For what it's worth, I imagine you'll just find a deck and buy whatever floats your divinatory boat. Most people do. Many people in this thread have recommended decks that work for them. Whether those decks would have worked for them as beginners and whether those decks have helped them develop as readers, who can say? That would be tealeaves. But any of the decks mentioned that are based on an original classic deck are, at best, a reiteration of something expressed BY that classic. If you think the RWS is "crappy looking" than maybe that isn't the deck for you... but then again: you aren't going to wear it, you're going to read it.
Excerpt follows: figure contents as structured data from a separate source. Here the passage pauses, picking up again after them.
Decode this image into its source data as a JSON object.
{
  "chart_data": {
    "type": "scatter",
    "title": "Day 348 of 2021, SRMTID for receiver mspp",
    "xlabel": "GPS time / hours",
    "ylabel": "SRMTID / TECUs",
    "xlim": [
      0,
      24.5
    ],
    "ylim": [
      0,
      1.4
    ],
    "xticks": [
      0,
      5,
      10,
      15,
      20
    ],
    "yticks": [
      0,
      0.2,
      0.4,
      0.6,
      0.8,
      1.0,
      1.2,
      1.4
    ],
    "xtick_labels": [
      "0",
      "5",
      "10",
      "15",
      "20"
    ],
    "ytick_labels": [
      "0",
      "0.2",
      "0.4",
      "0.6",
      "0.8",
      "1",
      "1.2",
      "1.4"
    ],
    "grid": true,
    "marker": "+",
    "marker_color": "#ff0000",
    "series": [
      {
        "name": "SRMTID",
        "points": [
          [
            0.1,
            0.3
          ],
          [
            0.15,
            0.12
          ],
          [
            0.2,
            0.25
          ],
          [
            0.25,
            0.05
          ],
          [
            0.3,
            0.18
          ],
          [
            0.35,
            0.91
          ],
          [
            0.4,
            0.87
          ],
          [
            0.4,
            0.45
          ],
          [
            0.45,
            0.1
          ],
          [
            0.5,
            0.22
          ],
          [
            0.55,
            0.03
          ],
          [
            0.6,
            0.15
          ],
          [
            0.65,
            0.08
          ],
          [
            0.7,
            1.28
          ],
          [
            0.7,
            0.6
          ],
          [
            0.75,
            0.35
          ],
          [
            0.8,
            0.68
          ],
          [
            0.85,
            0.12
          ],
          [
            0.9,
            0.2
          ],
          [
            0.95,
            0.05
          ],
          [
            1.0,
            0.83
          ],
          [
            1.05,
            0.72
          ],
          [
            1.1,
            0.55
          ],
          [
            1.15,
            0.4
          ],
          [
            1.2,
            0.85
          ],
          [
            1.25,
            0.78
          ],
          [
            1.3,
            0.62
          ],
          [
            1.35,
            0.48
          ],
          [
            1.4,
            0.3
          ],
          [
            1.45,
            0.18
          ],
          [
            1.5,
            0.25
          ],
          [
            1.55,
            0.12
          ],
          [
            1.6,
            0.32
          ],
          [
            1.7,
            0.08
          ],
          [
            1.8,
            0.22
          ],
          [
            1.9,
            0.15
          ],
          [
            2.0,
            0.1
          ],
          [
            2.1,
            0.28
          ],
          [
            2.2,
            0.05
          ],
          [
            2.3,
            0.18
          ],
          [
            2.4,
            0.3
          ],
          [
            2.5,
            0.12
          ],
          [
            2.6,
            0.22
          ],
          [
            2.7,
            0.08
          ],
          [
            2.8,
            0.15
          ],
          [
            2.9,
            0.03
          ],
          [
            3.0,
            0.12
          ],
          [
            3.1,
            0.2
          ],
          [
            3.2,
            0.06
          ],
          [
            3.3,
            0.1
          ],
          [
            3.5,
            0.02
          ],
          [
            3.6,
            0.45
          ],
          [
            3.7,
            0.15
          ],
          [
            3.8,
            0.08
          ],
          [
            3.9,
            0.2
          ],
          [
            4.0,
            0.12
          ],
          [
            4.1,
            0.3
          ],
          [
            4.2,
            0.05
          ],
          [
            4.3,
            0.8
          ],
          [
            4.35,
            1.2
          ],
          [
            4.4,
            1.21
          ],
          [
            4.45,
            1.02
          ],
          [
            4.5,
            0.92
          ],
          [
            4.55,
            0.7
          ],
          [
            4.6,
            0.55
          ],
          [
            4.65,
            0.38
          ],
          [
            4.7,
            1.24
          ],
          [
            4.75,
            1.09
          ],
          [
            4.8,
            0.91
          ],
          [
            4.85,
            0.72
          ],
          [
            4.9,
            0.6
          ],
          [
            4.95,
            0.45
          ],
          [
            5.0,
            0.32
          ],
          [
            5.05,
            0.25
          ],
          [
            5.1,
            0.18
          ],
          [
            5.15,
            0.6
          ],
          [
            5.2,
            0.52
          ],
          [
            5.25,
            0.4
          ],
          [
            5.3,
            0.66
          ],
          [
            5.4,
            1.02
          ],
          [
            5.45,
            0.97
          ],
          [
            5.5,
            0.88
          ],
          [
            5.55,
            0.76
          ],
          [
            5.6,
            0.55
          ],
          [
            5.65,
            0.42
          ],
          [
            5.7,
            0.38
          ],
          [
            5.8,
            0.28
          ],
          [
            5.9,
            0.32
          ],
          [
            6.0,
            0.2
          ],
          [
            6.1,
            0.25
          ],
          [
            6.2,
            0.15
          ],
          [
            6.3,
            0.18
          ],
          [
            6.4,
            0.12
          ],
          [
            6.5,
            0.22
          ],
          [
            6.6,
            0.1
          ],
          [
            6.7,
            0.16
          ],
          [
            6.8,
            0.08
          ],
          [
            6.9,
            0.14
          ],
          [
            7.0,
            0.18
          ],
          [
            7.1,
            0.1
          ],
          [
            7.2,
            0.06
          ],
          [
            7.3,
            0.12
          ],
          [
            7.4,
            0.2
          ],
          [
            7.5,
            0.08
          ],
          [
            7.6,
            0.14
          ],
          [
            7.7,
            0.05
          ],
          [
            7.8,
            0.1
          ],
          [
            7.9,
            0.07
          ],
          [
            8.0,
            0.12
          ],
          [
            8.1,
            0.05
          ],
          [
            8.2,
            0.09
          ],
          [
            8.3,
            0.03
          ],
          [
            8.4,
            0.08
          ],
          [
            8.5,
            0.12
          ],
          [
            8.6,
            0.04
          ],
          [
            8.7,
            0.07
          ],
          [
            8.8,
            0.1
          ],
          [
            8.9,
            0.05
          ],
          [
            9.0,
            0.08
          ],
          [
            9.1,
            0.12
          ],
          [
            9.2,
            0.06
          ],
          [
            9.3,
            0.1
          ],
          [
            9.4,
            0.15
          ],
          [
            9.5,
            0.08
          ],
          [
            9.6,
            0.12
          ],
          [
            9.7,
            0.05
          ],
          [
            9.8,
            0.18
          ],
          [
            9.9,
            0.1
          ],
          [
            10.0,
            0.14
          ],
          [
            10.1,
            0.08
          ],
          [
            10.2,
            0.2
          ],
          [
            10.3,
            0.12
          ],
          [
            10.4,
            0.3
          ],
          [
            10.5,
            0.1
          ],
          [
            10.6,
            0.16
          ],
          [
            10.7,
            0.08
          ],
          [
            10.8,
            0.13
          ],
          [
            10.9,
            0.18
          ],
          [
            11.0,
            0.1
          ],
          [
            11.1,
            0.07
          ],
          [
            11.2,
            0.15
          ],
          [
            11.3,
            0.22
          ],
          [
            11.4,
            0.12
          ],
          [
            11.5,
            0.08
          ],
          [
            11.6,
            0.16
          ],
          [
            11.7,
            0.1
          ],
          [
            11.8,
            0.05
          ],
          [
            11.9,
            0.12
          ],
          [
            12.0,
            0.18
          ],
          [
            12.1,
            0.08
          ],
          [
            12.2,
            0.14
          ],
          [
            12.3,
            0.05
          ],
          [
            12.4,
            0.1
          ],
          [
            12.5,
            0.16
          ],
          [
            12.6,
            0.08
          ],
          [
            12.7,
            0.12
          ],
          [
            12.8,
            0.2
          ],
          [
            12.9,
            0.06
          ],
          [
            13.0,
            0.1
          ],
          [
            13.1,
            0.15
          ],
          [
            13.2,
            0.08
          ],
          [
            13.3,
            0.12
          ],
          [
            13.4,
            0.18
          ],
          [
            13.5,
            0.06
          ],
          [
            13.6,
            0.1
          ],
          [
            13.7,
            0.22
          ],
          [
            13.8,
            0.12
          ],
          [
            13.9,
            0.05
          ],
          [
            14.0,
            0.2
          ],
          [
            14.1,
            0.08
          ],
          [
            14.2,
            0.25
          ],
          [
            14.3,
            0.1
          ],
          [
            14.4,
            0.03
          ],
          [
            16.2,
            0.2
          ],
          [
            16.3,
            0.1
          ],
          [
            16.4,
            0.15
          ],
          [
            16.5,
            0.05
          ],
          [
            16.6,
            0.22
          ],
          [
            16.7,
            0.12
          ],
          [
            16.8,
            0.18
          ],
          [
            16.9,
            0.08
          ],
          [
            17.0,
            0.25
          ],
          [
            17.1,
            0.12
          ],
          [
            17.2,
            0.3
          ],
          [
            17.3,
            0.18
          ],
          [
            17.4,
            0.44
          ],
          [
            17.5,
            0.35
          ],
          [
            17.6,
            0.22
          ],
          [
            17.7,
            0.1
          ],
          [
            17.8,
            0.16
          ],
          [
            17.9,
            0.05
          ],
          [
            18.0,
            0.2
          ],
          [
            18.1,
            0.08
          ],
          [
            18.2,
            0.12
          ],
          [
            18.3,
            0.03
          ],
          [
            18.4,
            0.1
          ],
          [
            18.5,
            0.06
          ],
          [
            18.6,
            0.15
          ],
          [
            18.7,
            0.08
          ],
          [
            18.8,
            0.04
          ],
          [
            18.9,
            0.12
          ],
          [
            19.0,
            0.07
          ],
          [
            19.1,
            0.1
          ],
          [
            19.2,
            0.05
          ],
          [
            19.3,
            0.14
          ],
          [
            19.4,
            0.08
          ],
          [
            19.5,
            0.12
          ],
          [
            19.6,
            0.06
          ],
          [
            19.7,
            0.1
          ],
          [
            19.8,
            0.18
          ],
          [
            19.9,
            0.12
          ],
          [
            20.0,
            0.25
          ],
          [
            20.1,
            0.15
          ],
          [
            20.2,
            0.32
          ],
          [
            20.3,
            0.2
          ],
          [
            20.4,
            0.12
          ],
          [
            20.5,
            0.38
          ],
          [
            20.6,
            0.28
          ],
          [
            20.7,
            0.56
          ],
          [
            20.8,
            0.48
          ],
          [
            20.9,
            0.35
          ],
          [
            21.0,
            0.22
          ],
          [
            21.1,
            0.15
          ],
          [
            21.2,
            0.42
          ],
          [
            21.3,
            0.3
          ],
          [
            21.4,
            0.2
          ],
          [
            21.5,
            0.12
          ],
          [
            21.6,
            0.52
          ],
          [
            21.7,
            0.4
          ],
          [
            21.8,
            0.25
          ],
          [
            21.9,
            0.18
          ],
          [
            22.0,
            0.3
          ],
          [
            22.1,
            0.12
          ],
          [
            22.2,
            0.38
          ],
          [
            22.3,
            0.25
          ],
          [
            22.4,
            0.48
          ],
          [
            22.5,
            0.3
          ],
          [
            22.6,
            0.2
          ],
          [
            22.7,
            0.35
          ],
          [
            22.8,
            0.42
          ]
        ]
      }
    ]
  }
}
Do you buy books solely based on their cover art? The Marseille may seem less immediately sexy, but the power and crudity of the images can work wonders with a beginning reader and are INFINITELY less restrictive than the Waite-Smith scenes. Maybe the Thoth's sleek Deco modernism is more your bag. That's a phenomenal deck to start with, a big leap but a BIG payoff if you stick with it. I guess what I'm saying is, we digest the nutrition not the
packaging.
If all this sounds a little autocratic or scoldy, I apologize. Namaste. It's just that there is a difference between going with your gut and doing whatever's comfortable. And to my ears, "whatever feels best" always sounds like incitement to napping and masturbation. On AT there's a time honored tradition of folks starting out with a sparkly shallow deck, thrashing around for a few months, and then either giving up entirely or going back to square one with one of the Big 3... so I'm speaking from a desire to help, not coerce. I started out when I was very young with a Waite Smith, followed almost immediately by a Thoth because the Christian elements in Waite's designs gave me the heebs. It didn't matter, they were both decks to grow on. Nowadays, the embarassment of decks (and of embarassing decks) can be overwhelming... so I just want to encourage you to look not with your outer eyes but your inner ones, so that you pick a deck that changes how you see, and not the other way 'round.